Instagram Head Adam Mosseri, speaking before a Senate panel, said a industry body should be formed with input from civil society, parents, and regulators to create standards on age verification, age-appropriate experiences, and parental controls.
Instagram head Adam Mosseri on Wednesday urged the creation of an industry body to determine best practices to help keep young people safe online, in his first appearance before Congress.
Mosseri, speaking before a Senate panel, said the industry body should receive input from civil society, parents, and regulators to create standards on how to verify age, design age-appropriate experiences, and build parental controls.
Photo-sharing app Instagram and its parent company Meta Platforms Inc, formerly Facebook
, have come under intense scrutiny over the potential impact of their services on the mental health, body image and online safety of young users.
Mosseri said companies like Instagram "should have to adhere to these standards to earn some of our Section 230 protections," referring to a key US internet law which offers tech platforms protections from liability over content posted by users.
Lawmakers, who have held a series of hearings on children's online safety, said they wanted to discuss legislative reforms and solutions to protect kids online from harmful content, abuses and exploitative practices, including around the algorithms used by tech platforms.
In his opening remarks, Senator Richard Blumenthal said the time for self-regulation was over.
Instagram, since September, has suspended plans for a version of the app for kids, amid growing opposition to the project. The pause followed a Wall Street Journal report that said internal documents, leaked by former Facebook
employee Frances Haugen, showed the company knew Instagram could have harmful mental health effects on teens.
Mosseri, speaking at the hearing, echoed the company's previous statements that public reporting mischaracterized the internal research.
He also touted product announcements Instagram made on Tuesday on young users' safety, including that it would be stricter about the types of content it recommends to teens, and would switch off the ability for people to tag or mention teens who do not follow them on the app.
It also launched a time management feature to remind users to take a break from the app and said it would introduce parental controls next year.

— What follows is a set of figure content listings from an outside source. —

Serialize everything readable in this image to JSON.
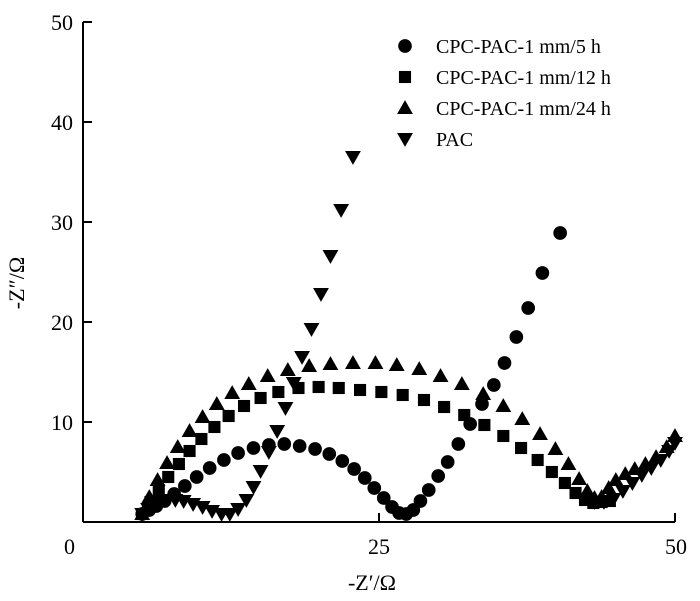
{
  "chart_data": {
    "type": "scatter",
    "xlabel": "-Z′/Ω",
    "ylabel": "-Z″/Ω",
    "xlim": [
      0,
      50
    ],
    "ylim": [
      0,
      50
    ],
    "xticks": [
      0,
      25,
      50
    ],
    "yticks": [
      10,
      20,
      30,
      40,
      50
    ],
    "xtick_labels": [
      "0",
      "25",
      "50"
    ],
    "ytick_labels": [
      "10",
      "20",
      "30",
      "40",
      "50"
    ],
    "grid": false,
    "legend_position": "top-right",
    "series": [
      {
        "name": "CPC-PAC-1 mm/5 h",
        "marker": "circle",
        "points": [
          [
            5.0,
            0.8
          ],
          [
            5.6,
            1.2
          ],
          [
            6.2,
            1.6
          ],
          [
            6.9,
            2.1
          ],
          [
            7.7,
            2.8
          ],
          [
            8.6,
            3.6
          ],
          [
            9.6,
            4.5
          ],
          [
            10.7,
            5.4
          ],
          [
            11.9,
            6.2
          ],
          [
            13.1,
            6.9
          ],
          [
            14.4,
            7.4
          ],
          [
            15.7,
            7.7
          ],
          [
            17.0,
            7.8
          ],
          [
            18.3,
            7.6
          ],
          [
            19.6,
            7.3
          ],
          [
            20.8,
            6.8
          ],
          [
            21.9,
            6.1
          ],
          [
            22.9,
            5.3
          ],
          [
            23.8,
            4.4
          ],
          [
            24.6,
            3.4
          ],
          [
            25.4,
            2.4
          ],
          [
            26.1,
            1.5
          ],
          [
            26.7,
            0.9
          ],
          [
            27.3,
            0.8
          ],
          [
            27.9,
            1.2
          ],
          [
            28.5,
            2.1
          ],
          [
            29.2,
            3.2
          ],
          [
            30.0,
            4.6
          ],
          [
            30.8,
            6.0
          ],
          [
            31.7,
            7.8
          ],
          [
            32.7,
            9.8
          ],
          [
            33.7,
            11.8
          ],
          [
            34.7,
            13.7
          ],
          [
            35.6,
            15.9
          ],
          [
            36.6,
            18.5
          ],
          [
            37.6,
            21.4
          ],
          [
            38.8,
            24.9
          ],
          [
            40.3,
            28.9
          ]
        ]
      },
      {
        "name": "CPC-PAC-1 mm/12 h",
        "marker": "square",
        "points": [
          [
            5.0,
            0.8
          ],
          [
            5.7,
            2.0
          ],
          [
            6.4,
            3.2
          ],
          [
            7.2,
            4.5
          ],
          [
            8.1,
            5.8
          ],
          [
            9.0,
            7.1
          ],
          [
            10.0,
            8.3
          ],
          [
            11.1,
            9.5
          ],
          [
            12.3,
            10.6
          ],
          [
            13.6,
            11.6
          ],
          [
            15.0,
            12.4
          ],
          [
            16.5,
            13.0
          ],
          [
            18.2,
            13.4
          ],
          [
            19.9,
            13.5
          ],
          [
            21.6,
            13.4
          ],
          [
            23.4,
            13.2
          ],
          [
            25.2,
            13.0
          ],
          [
            27.0,
            12.7
          ],
          [
            28.8,
            12.2
          ],
          [
            30.5,
            11.5
          ],
          [
            32.2,
            10.7
          ],
          [
            33.9,
            9.7
          ],
          [
            35.5,
            8.6
          ],
          [
            37.0,
            7.4
          ],
          [
            38.4,
            6.2
          ],
          [
            39.6,
            5.0
          ],
          [
            40.7,
            3.9
          ],
          [
            41.6,
            2.9
          ],
          [
            42.4,
            2.2
          ],
          [
            43.1,
            1.9
          ],
          [
            43.8,
            2.0
          ],
          [
            44.5,
            2.1
          ]
        ]
      },
      {
        "name": "CPC-PAC-1 mm/24 h",
        "marker": "triangle-up",
        "points": [
          [
            5.0,
            0.8
          ],
          [
            5.6,
            2.5
          ],
          [
            6.3,
            4.2
          ],
          [
            7.1,
            5.9
          ],
          [
            8.0,
            7.5
          ],
          [
            9.0,
            9.1
          ],
          [
            10.1,
            10.5
          ],
          [
            11.3,
            11.8
          ],
          [
            12.6,
            12.9
          ],
          [
            14.0,
            13.8
          ],
          [
            15.6,
            14.6
          ],
          [
            17.3,
            15.2
          ],
          [
            19.1,
            15.6
          ],
          [
            20.9,
            15.8
          ],
          [
            22.8,
            15.9
          ],
          [
            24.7,
            15.9
          ],
          [
            26.5,
            15.7
          ],
          [
            28.4,
            15.3
          ],
          [
            30.2,
            14.6
          ],
          [
            32.0,
            13.8
          ],
          [
            33.8,
            12.8
          ],
          [
            35.5,
            11.6
          ],
          [
            37.1,
            10.3
          ],
          [
            38.6,
            8.8
          ],
          [
            39.9,
            7.3
          ],
          [
            41.0,
            5.8
          ],
          [
            41.9,
            4.3
          ],
          [
            42.6,
            3.1
          ],
          [
            43.2,
            2.4
          ],
          [
            43.8,
            2.5
          ],
          [
            44.4,
            3.4
          ],
          [
            45.0,
            4.2
          ],
          [
            45.8,
            4.8
          ],
          [
            46.6,
            5.3
          ],
          [
            47.5,
            5.8
          ],
          [
            48.4,
            6.5
          ],
          [
            49.3,
            7.5
          ],
          [
            50.0,
            8.6
          ]
        ]
      },
      {
        "name": "PAC",
        "marker": "triangle-down",
        "points": [
          [
            5.0,
            0.8
          ],
          [
            5.5,
            1.3
          ],
          [
            6.0,
            1.7
          ],
          [
            6.5,
            2.0
          ],
          [
            7.1,
            2.2
          ],
          [
            7.8,
            2.2
          ],
          [
            8.5,
            2.1
          ],
          [
            9.3,
            1.8
          ],
          [
            10.1,
            1.5
          ],
          [
            10.9,
            1.1
          ],
          [
            11.7,
            0.8
          ],
          [
            12.4,
            0.8
          ],
          [
            13.1,
            1.3
          ],
          [
            13.8,
            2.2
          ],
          [
            14.4,
            3.5
          ],
          [
            15.0,
            5.1
          ],
          [
            15.7,
            7.0
          ],
          [
            16.4,
            9.1
          ],
          [
            17.1,
            11.4
          ],
          [
            17.8,
            13.9
          ],
          [
            18.5,
            16.5
          ],
          [
            19.3,
            19.3
          ],
          [
            20.1,
            22.8
          ],
          [
            20.9,
            26.6
          ],
          [
            21.8,
            31.2
          ],
          [
            22.8,
            36.5
          ],
          [
            43.2,
            2.0
          ],
          [
            44.0,
            2.0
          ],
          [
            44.8,
            2.3
          ],
          [
            45.6,
            3.1
          ],
          [
            46.4,
            3.9
          ],
          [
            47.2,
            4.7
          ],
          [
            48.0,
            5.4
          ],
          [
            48.8,
            6.2
          ],
          [
            49.5,
            7.1
          ],
          [
            50.0,
            7.9
          ]
        ]
      }
    ]
  }
}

In her opening remarks, Senator Marsha Blackburn called the updates "too little too late," while Senator Blumenthal referred to the changes, like Instagram's pause on its kids app, as a "public relations tactic."Instagram, like other social media sites, has rules against children under 13 joining the platform but has said it knows it has users this age.
In his testimony, Mosseri called for more age verification technology at a phone level, rather than by individual tech platforms, so users have an "age-appropriate experience."